Because private equity isn’t just buying companies—it’s reshaping entire communities.

  • 2000: PE owned ~4% of U.S. companies
  • 2020: ~20%

And the pattern is predictable:

  1. Buy a local business
  2. Standardize it
  3. Strip out human elements
  4. Maximize short-term returns
  5. Exit in 7–10 years

The result?

  • Lower customer experience
  • Higher long-term prices
  • Less community value

Why You Can Still Compete (Even Against Private Equity)

This is where Sanchez becomes deeply contrarian—and optimistic.
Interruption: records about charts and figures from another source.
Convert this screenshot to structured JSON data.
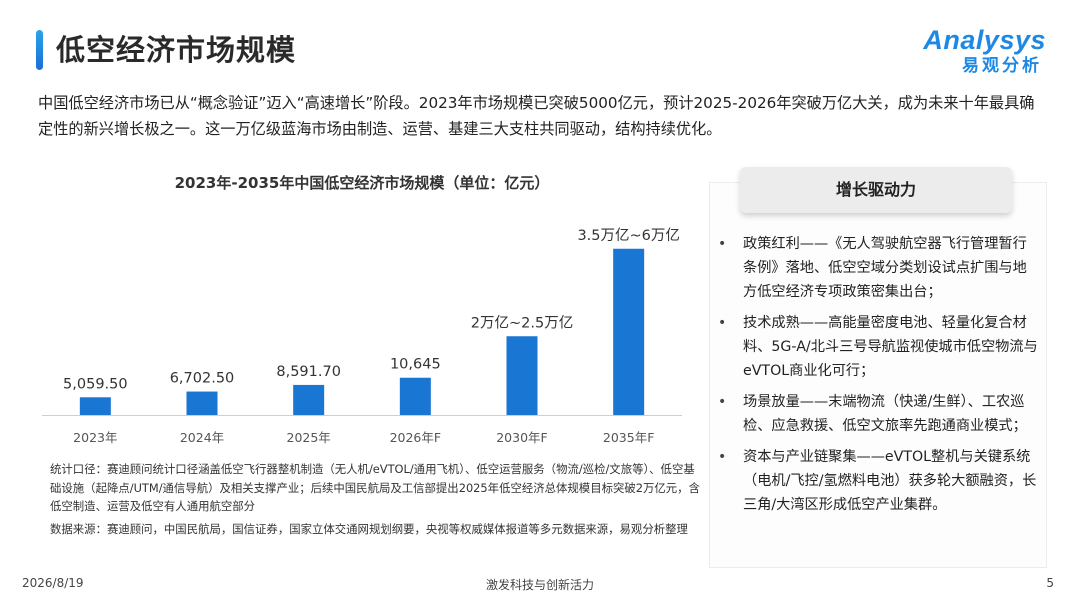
{
  "header": {
    "title": "低空经济市场规模",
    "logo_en": "Analysys",
    "logo_cn": "易观分析"
  },
  "intro": "中国低空经济市场已从“概念验证”迈入“高速增长”阶段。2023年市场规模已突破5000亿元，预计2025-2026年突破万亿大关，成为未来十年最具确定性的新兴增长极之一。这一万亿级蓝海市场由制造、运营、基建三大支柱共同驱动，结构持续优化。",
  "chart_data": {
    "type": "bar",
    "title": "2023年-2035年中国低空经济市场规模（单位：亿元）",
    "categories": [
      "2023年",
      "2024年",
      "2025年",
      "2026年F",
      "2030年F",
      "2035年F"
    ],
    "values": [
      5059.5,
      6702.5,
      8591.7,
      10645,
      22500,
      47500
    ],
    "data_labels": [
      "5,059.50",
      "6,702.50",
      "8,591.70",
      "10,645",
      "2万亿~2.5万亿",
      "3.5万亿~6万亿"
    ],
    "bar_color": "#1976d2",
    "xlabel": "",
    "ylabel": "",
    "ylim": [
      0,
      50000
    ],
    "grid": false,
    "legend": "none"
  },
  "notes": {
    "methodology": "统计口径：赛迪顾问统计口径涵盖低空飞行器整机制造（无人机/eVTOL/通用飞机）、低空运营服务（物流/巡检/文旅等）、低空基础设施（起降点/UTM/通信导航）及相关支撑产业；后续中国民航局及工信部提出2025年低空经济总体规模目标突破2万亿元，含低空制造、运营及低空有人通用航空部分",
    "source": "数据来源：赛迪顾问，中国民航局，国信证券，国家立体交通网规划纲要，央视等权威媒体报道等多元数据来源，易观分析整理"
  },
  "drivers": {
    "title": "增长驱动力",
    "bullet": "•",
    "items": [
      "政策红利——《无人驾驶航空器飞行管理暂行条例》落地、低空空域分类划设试点扩围与地方低空经济专项政策密集出台；",
      "技术成熟——高能量密度电池、轻量化复合材料、5G-A/北斗三号导航监视使城市低空物流与eVTOL商业化可行；",
      "场景放量——末端物流（快递/生鲜）、工农巡检、应急救援、低空文旅率先跑通商业模式；",
      "资本与产业链聚集——eVTOL整机与关键系统（电机/飞控/氢燃料电池）获多轮大额融资，长三角/大湾区形成低空产业集群。"
    ]
  },
  "footer": {
    "date": "2026/8/19",
    "center": "激发科技与创新活力",
    "page": "5"
  }
}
Despite billions in capital, private equity has weaknesses:

1. Time Pressure

They must exit in 7–10 years. You don’t.

2. Scale Kills Soul

Local businesses lose their edge when standardized.

3. Human Touch Wins

Customers still prefer:

  • Familiar faces
  • Personalized service
  • Community connection

“Your unfair advantage will be the tiny human things finance guys don’t realize are valuable.”


The Hidden Risk Nobody Talks About

Here’s the part most headlines miss:

Those “huge” private equity buyouts?

They’re often not what they seem.

Sanchez explains that deals usually include:

  • Earn-outs (you only get paid if targets are hit)
  • Milestones (performance conditions)
  • Lock-in periods (you stay for years)

Translation: the headline number isn’t guaranteed.
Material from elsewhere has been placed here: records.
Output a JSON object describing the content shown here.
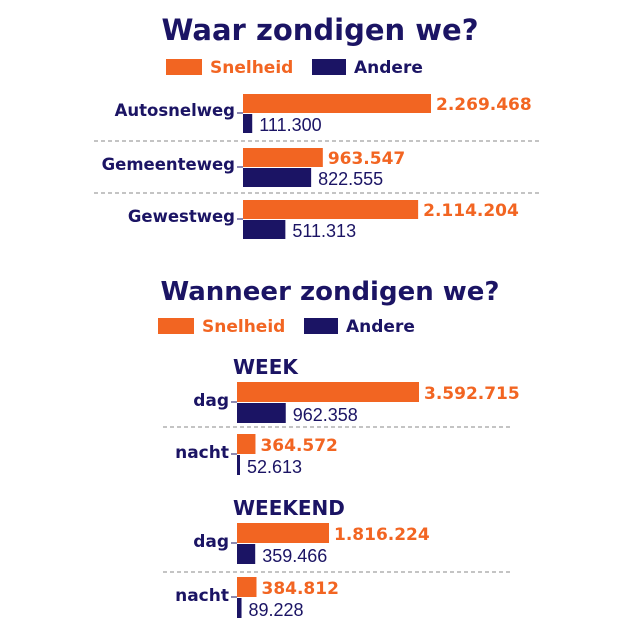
{
  "colors": {
    "speed": "#F26522",
    "other": "#1B1464",
    "divider": "#8a8a8a"
  },
  "chart_data": [
    {
      "type": "bar",
      "orientation": "horizontal",
      "title": "Waar zondigen we?",
      "legend": [
        "Snelheid",
        "Andere"
      ],
      "categories": [
        "Autosnelweg",
        "Gemeenteweg",
        "Gewestweg"
      ],
      "series": [
        {
          "name": "Snelheid",
          "values": [
            2269468,
            963547,
            2114204
          ],
          "labels": [
            "2.269.468",
            "963.547",
            "2.114.204"
          ]
        },
        {
          "name": "Andere",
          "values": [
            111300,
            822555,
            511313
          ],
          "labels": [
            "111.300",
            "822.555",
            "511.313"
          ]
        }
      ]
    },
    {
      "type": "bar",
      "orientation": "horizontal",
      "title": "Wanneer zondigen we?",
      "legend": [
        "Snelheid",
        "Andere"
      ],
      "groups": [
        {
          "label": "WEEK",
          "categories": [
            "dag",
            "nacht"
          ],
          "series": [
            {
              "name": "Snelheid",
              "values": [
                3592715,
                364572
              ],
              "labels": [
                "3.592.715",
                "364.572"
              ]
            },
            {
              "name": "Andere",
              "values": [
                962358,
                52613
              ],
              "labels": [
                "962.358",
                "52.613"
              ]
            }
          ]
        },
        {
          "label": "WEEKEND",
          "categories": [
            "dag",
            "nacht"
          ],
          "series": [
            {
              "name": "Snelheid",
              "values": [
                1816224,
                384812
              ],
              "labels": [
                "1.816.224",
                "384.812"
              ]
            },
            {
              "name": "Andere",
              "values": [
                359466,
                89228
              ],
              "labels": [
                "359.466",
                "89.228"
              ]
            }
          ]
        }
      ]
    }
  ]
}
What NOT to Buy (According to Sanchez)

Before you rush into acquisition mode, Sanchez is blunt about what to avoid:

  • ❌ Restaurants (high failure rate)
  • ❌ Hotels (real estate disguised as business)
  • ❌ Agencies (too dependent on clients and labor)
  • ❌ Vending/ATM routes (thin margins)

These are often “easy to enter”—and hard to win.


What She’s Buying Instead

Her preferred categories are surprisingly grounded:

  • Senior care centers
  • Home services (HVAC, roofing, cleaning)
  • Property management
  • Laundry businesses (with caution)

Why?

Because they’re:

  • Recurring
  • Essential
  • Underserved
  • Hard to automate

The Real Barrier Isn’t Money—It’s Skill

Sanchez makes a critical distinction:

You don’t need to be rich to buy a business.

But you do need to be ready.

Her checklist:

  • No bad debt
  • Understand financials (P&L)
  • Stable income or capital
  • Knowledge of financing (SBA loans, seller financing)

Miss one of these, and you’re gambling—not investing.


The Bigger Mission: Ownership Over Everything

At its core, Sanchez’s philosophy isn’t just about money.

It’s about ownership.

Because once you own assets:

  • Your income becomes scalable
  • Your time becomes flexible
  • Your leverage increases dramatically

And perhaps most importantly:

You stop playing someone else’s game.


Final Thought: Choose Your Hard

Sanchez ends with a simple but uncomfortable truth:

“Being poor is hard. Being rich is hard. You have to choose.”

Owning a business is hard.

Working a job forever is hard.

The difference?

One builds leverage.

The other trades time.


What This Means for Wantrepreneurs

If you’re early in your journey, here’s the takeaway:

  • Stop waiting for a “perfect idea”
  • Start studying deals
  • Look at unsexy opportunities
  • Prioritize ownership over optics

Because the path to wealth isn’t always glamorous.

But it is often surprisingly simple.